US equities ditched at fastest rate ever

Bearish move prompted by worries over the global economy

New York City skyline with urban skyscrapers at sunset, USA.

|

Fund managers cut their US equities allocations by the largest amount ever recorded, according to the Bank of America (BofA) Fund Manager Survey for March.

The other side of this particular coin was the biggest jump in cash allocations the survey has ever found, as managers chose to de-risk rather than send the money into other risk assets.

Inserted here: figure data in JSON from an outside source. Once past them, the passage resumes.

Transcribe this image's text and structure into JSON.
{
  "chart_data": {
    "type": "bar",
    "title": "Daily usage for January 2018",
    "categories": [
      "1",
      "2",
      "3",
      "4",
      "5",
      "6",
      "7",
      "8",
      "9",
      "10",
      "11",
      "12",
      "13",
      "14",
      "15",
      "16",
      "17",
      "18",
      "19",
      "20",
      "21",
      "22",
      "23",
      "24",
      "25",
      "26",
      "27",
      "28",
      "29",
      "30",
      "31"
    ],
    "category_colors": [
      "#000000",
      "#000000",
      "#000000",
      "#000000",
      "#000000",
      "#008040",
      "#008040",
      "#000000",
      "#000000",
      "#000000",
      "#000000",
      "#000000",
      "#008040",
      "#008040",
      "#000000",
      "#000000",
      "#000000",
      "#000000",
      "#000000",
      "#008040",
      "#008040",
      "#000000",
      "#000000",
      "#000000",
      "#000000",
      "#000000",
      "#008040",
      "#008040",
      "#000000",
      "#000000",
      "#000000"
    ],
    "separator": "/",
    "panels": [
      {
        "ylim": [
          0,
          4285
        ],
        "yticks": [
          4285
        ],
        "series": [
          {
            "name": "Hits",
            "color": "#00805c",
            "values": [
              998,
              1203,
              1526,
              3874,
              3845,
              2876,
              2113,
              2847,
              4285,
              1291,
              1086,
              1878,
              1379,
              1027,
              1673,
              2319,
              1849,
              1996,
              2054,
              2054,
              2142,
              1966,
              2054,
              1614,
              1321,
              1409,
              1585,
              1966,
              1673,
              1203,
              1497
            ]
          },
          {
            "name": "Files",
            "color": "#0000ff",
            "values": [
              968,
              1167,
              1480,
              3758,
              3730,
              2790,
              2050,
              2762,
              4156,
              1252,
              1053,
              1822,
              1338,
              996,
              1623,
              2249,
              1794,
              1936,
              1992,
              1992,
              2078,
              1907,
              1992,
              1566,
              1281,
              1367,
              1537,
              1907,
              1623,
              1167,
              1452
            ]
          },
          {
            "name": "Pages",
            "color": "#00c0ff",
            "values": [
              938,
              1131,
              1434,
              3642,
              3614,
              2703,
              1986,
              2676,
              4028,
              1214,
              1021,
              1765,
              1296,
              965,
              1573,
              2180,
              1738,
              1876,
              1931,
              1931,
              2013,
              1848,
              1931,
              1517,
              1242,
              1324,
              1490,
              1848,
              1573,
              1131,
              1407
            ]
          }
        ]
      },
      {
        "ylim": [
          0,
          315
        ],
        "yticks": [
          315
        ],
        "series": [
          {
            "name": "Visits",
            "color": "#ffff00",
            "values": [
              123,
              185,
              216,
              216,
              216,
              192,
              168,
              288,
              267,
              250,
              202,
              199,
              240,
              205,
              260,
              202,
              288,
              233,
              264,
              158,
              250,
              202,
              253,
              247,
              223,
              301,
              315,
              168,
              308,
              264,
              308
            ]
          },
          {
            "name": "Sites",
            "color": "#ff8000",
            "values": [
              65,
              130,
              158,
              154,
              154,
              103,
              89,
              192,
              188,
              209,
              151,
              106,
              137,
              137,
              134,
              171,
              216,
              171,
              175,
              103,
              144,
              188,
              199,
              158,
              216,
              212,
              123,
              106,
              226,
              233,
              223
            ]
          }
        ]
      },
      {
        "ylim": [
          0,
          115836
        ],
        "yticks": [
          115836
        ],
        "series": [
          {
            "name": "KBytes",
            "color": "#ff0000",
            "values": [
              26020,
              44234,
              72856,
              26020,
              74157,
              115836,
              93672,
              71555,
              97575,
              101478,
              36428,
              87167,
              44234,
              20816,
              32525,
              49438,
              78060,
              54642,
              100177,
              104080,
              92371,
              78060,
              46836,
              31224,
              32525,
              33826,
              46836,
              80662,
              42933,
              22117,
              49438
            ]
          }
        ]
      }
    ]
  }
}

The bearish move appeared to be prompted by worries over the global economy, with BofA identifying the second biggest drop in global growth expectations among fund managers ever. The prospect of stagflation and a protracted trade ware were two concerns widely cited.

Average cash allocations rose from 3.5% to 4.1% over the quarter, driven in large part by a sell-off of US tech stocks.

Eurozone stocks bucked the trend with some money finding its way into the asset classes to lift allocations to the highest since July 2021.

See also: FCA scrapping ‘name and shame’ public interest enforcement test

Consumer staples also saw inflows, reaching the highest level in 18 months, and bank stocks benefited too. The survey also found the biggest rotation to high versus low dividend stocks on record.

Looking forward, fund managers said the S&P 500 needs ‘trade war concerns to unwind’ to return to above 6,000 points.

Managers indicated a recession in the US could take the S&P 500 below 5,000 points before better performance returns.